Introduction
Tension pneumothorax is a life-threatening condition characterized by the progressive accumulation of air in the pleural space under pressure, leading to collapse of the affected lung and compression of intrathoracic structures. It is a form of pneumothorax that results in significant hemodynamic instability and requires immediate recognition and intervention to prevent death.
Definition
Tension pneumothorax occurs when air enters the pleural space and cannot escape, creating a one-way valve effect. This leads to increasing intrapleural pressure, lung collapse, and mediastinal shift that compromises cardiopulmonary function.
Pathophysiology
The key mechanism in tension pneumothorax is the creation of a “ball-valve” effect at the site of injury in the lung or chest wall. With each inspiration, air enters the pleural space but cannot exit during expiration. This results in:
- Progressive rise in intrathoracic pressure.
- Compression of the ipsilateral and eventually contralateral lung.
- Mediastinal shift toward the contralateral side.
- Compression of the superior and inferior vena cava, reducing venous return to the heart.
- Decreased cardiac output and shock.
Etiology
Tension pneumothorax can occur due to several causes:
1. Trauma
- Penetrating chest injury
- Blunt trauma with rib fracture
- Barotrauma (e.g., from mechanical ventilation)
2. Iatrogenic
- Central line insertion
- Positive pressure ventilation
- Thoracentesis
- Chest tube malfunction
3. Spontaneous
- Primary spontaneous (usually in tall, thin young males)

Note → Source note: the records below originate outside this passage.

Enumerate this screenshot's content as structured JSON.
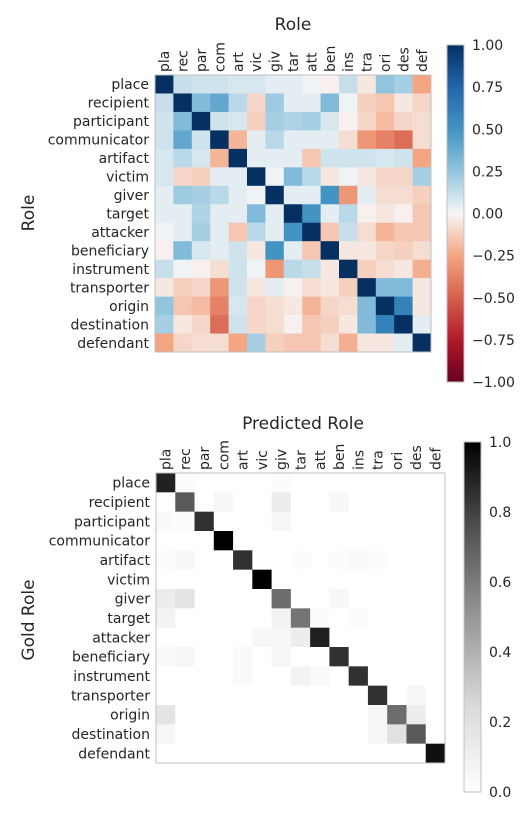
{
  "chart_data": [
    {
      "type": "heatmap",
      "title": "Role",
      "ylabel": "Role",
      "xlabel": "",
      "x_tick_labels": [
        "pla",
        "rec",
        "par",
        "com",
        "art",
        "vic",
        "giv",
        "tar",
        "att",
        "ben",
        "ins",
        "tra",
        "ori",
        "des",
        "def"
      ],
      "y_tick_labels": [
        "place",
        "recipient",
        "participant",
        "communicator",
        "artifact",
        "victim",
        "giver",
        "target",
        "attacker",
        "beneficiary",
        "instrument",
        "transporter",
        "origin",
        "destination",
        "defendant"
      ],
      "colormap": "RdBu",
      "vmin": -1.0,
      "vmax": 1.0,
      "colorbar_ticks": [
        "1.00",
        "0.75",
        "0.50",
        "0.25",
        "0.00",
        "−0.25",
        "−0.50",
        "−0.75",
        "−1.00"
      ],
      "colorbar_values": [
        1.0,
        0.75,
        0.5,
        0.25,
        0.0,
        -0.25,
        -0.5,
        -0.75,
        -1.0
      ],
      "values": [
        [
          1.0,
          0.12,
          0.1,
          0.1,
          0.08,
          0.08,
          0.05,
          0.05,
          0.02,
          -0.02,
          0.12,
          -0.05,
          0.25,
          0.2,
          -0.25
        ],
        [
          0.12,
          1.0,
          0.3,
          0.4,
          0.15,
          -0.1,
          0.22,
          0.05,
          0.05,
          0.3,
          0.02,
          -0.12,
          -0.15,
          -0.05,
          -0.1
        ],
        [
          0.1,
          0.3,
          1.0,
          0.1,
          0.08,
          -0.12,
          0.2,
          0.18,
          0.2,
          0.08,
          -0.02,
          -0.1,
          -0.18,
          -0.1,
          -0.08
        ],
        [
          0.1,
          0.4,
          0.1,
          1.0,
          -0.2,
          0.05,
          0.15,
          0.05,
          0.05,
          0.05,
          -0.08,
          -0.3,
          -0.38,
          -0.45,
          -0.08
        ],
        [
          0.08,
          0.15,
          0.08,
          -0.2,
          1.0,
          0.05,
          0.05,
          0.05,
          -0.15,
          0.1,
          0.1,
          0.1,
          0.08,
          0.1,
          -0.25
        ],
        [
          0.08,
          -0.1,
          -0.12,
          0.05,
          0.05,
          1.0,
          0.02,
          0.3,
          0.15,
          -0.05,
          0.02,
          -0.05,
          -0.1,
          -0.1,
          0.2
        ],
        [
          0.05,
          0.22,
          0.2,
          0.15,
          0.05,
          0.02,
          1.0,
          0.05,
          0.05,
          0.5,
          -0.3,
          0.05,
          -0.08,
          -0.08,
          -0.12
        ],
        [
          0.05,
          0.05,
          0.18,
          0.05,
          0.05,
          0.3,
          0.05,
          1.0,
          0.5,
          0.05,
          0.15,
          -0.02,
          -0.05,
          -0.02,
          -0.15
        ],
        [
          0.02,
          0.05,
          0.2,
          0.05,
          -0.15,
          0.15,
          0.05,
          0.5,
          1.0,
          -0.15,
          0.12,
          -0.08,
          -0.2,
          -0.15,
          -0.15
        ],
        [
          -0.02,
          0.3,
          0.08,
          0.05,
          0.1,
          -0.05,
          0.5,
          0.05,
          -0.15,
          1.0,
          -0.05,
          -0.05,
          -0.1,
          -0.12,
          -0.08
        ],
        [
          0.12,
          0.02,
          -0.02,
          -0.08,
          0.1,
          0.02,
          -0.3,
          0.15,
          0.12,
          -0.05,
          1.0,
          -0.12,
          -0.08,
          -0.05,
          -0.22
        ],
        [
          -0.05,
          -0.12,
          -0.1,
          -0.3,
          0.1,
          -0.05,
          0.05,
          -0.02,
          -0.08,
          -0.05,
          -0.12,
          1.0,
          0.3,
          0.3,
          -0.05
        ],
        [
          0.25,
          -0.15,
          -0.18,
          -0.38,
          0.08,
          -0.1,
          -0.08,
          -0.05,
          -0.2,
          -0.1,
          -0.08,
          0.3,
          1.0,
          0.6,
          -0.05
        ],
        [
          0.2,
          -0.05,
          -0.1,
          -0.45,
          0.1,
          -0.1,
          -0.08,
          -0.02,
          -0.15,
          -0.12,
          -0.05,
          0.3,
          0.6,
          1.0,
          0.05
        ],
        [
          -0.25,
          -0.1,
          -0.08,
          -0.08,
          -0.25,
          0.2,
          -0.12,
          -0.15,
          -0.15,
          -0.08,
          -0.22,
          -0.05,
          -0.05,
          0.05,
          1.0
        ]
      ]
    },
    {
      "type": "heatmap",
      "title": "Predicted Role",
      "ylabel": "Gold Role",
      "xlabel": "",
      "x_tick_labels": [
        "pla",
        "rec",
        "par",
        "com",
        "art",
        "vic",
        "giv",
        "tar",
        "att",
        "ben",
        "ins",
        "tra",
        "ori",
        "des",
        "def"
      ],
      "y_tick_labels": [
        "place",
        "recipient",
        "participant",
        "communicator",
        "artifact",
        "victim",
        "giver",
        "target",
        "attacker",
        "beneficiary",
        "instrument",
        "transporter",
        "origin",
        "destination",
        "defendant"
      ],
      "colormap": "Greys",
      "vmin": 0.0,
      "vmax": 1.0,
      "colorbar_ticks": [
        "1.0",
        "0.8",
        "0.6",
        "0.4",
        "0.2",
        "0.0"
      ],
      "colorbar_values": [
        1.0,
        0.8,
        0.6,
        0.4,
        0.2,
        0.0
      ],
      "values": [
        [
          0.9,
          0.02,
          0,
          0,
          0,
          0,
          0.02,
          0,
          0,
          0,
          0,
          0,
          0,
          0,
          0
        ],
        [
          0,
          0.72,
          0,
          0.05,
          0,
          0,
          0.12,
          0,
          0,
          0.05,
          0,
          0,
          0,
          0,
          0
        ],
        [
          0.03,
          0.02,
          0.85,
          0,
          0,
          0,
          0.05,
          0,
          0,
          0,
          0,
          0,
          0,
          0,
          0
        ],
        [
          0,
          0,
          0,
          1.0,
          0,
          0,
          0,
          0,
          0,
          0,
          0,
          0,
          0,
          0,
          0
        ],
        [
          0.02,
          0.05,
          0,
          0,
          0.85,
          0,
          0,
          0.02,
          0,
          0.02,
          0.03,
          0.02,
          0,
          0,
          0
        ],
        [
          0,
          0,
          0,
          0,
          0,
          1.0,
          0,
          0,
          0,
          0,
          0,
          0,
          0,
          0,
          0
        ],
        [
          0.12,
          0.18,
          0,
          0,
          0,
          0,
          0.65,
          0,
          0,
          0.05,
          0,
          0,
          0,
          0,
          0
        ],
        [
          0.08,
          0,
          0,
          0,
          0,
          0,
          0.08,
          0.62,
          0.02,
          0,
          0.02,
          0,
          0,
          0,
          0
        ],
        [
          0,
          0,
          0,
          0,
          0,
          0.05,
          0.05,
          0.12,
          0.9,
          0,
          0,
          0,
          0,
          0,
          0
        ],
        [
          0.03,
          0.05,
          0,
          0,
          0.03,
          0,
          0.05,
          0,
          0,
          0.85,
          0,
          0,
          0,
          0,
          0
        ],
        [
          0,
          0,
          0,
          0,
          0.03,
          0,
          0,
          0.08,
          0.04,
          0,
          0.85,
          0,
          0,
          0,
          0
        ],
        [
          0,
          0,
          0,
          0,
          0,
          0,
          0,
          0,
          0,
          0,
          0,
          0.85,
          0,
          0.05,
          0
        ],
        [
          0.18,
          0,
          0,
          0,
          0,
          0,
          0,
          0,
          0,
          0,
          0,
          0.05,
          0.65,
          0.12,
          0
        ],
        [
          0.05,
          0,
          0,
          0,
          0,
          0,
          0,
          0,
          0,
          0,
          0,
          0.05,
          0.2,
          0.72,
          0
        ],
        [
          0,
          0,
          0,
          0,
          0,
          0,
          0,
          0,
          0,
          0,
          0,
          0,
          0,
          0,
          0.95
        ]
      ]
    }
  ]
}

- Secondary spontaneous (e.g., in COPD, cystic fibrosis, tuberculosis)
Clinical Features
The hallmark of tension pneumothorax is acute respiratory and hemodynamic compromise. Signs and symptoms include:
- Sudden-onset dyspnea
- Pleuritic chest pain
- Hypotension and tachycardia
- Distended neck veins (due to impaired venous return)
- Tracheal deviation away from the affected side (late sign)
- Absent breath sounds on the affected side
- Hyperresonance on percussion
- Cyanosis and signs of shock
Diagnosis
Tension pneumothorax is primarily a clinical diagnosis. Delaying treatment for imaging can be fatal.
Imaging (if patient stable):
- Chest X-ray: Collapsed lung, mediastinal shift, depressed diaphragm on affected side.
- Ultrasound (eFAST): Absence of lung sliding (barcode sign).
Emergency Management
Tension pneumothorax is a medical emergency and should be treated immediately:
1. Immediate Needle Decompression
- Site: 2nd intercostal space in the midclavicular line, or 5th intercostal space at the anterior axillary line.
- Technique: Large-bore (14–16G) needle inserted into the pleural space to relieve pressure.
2. Chest Tube Insertion (Tube Thoracostomy)
- After needle decompression, a chest tube is placed in the 4th or 5th intercostal space in the mid- to anterior axillary line.
- Connected to an underwater seal drainage system.
3. Oxygen and Supportive Care
- High-flow oxygen
- Intravenous fluids for hypotension
- Monitoring and ICU care as needed
Prognosis
If recognized and treated promptly, patients can recover fully. Delayed diagnosis or treatment can lead to:
- Cardiac arrest
- Hypoxic brain injury
- Death
Prevention
In high-risk situations such as mechanical ventilation or trauma, careful monitoring and early intervention are critical to preventing progression to tension pneumothorax.
Conclusion
Tension pneumothorax is a rapidly fatal condition if left untreated. It should be high on the differential diagnosis list in any patient with sudden respiratory distress, especially in trauma or ventilated patients. Immediate decompression, followed by chest tube placement, is life-saving and should not be delayed for diagnostic confirmation.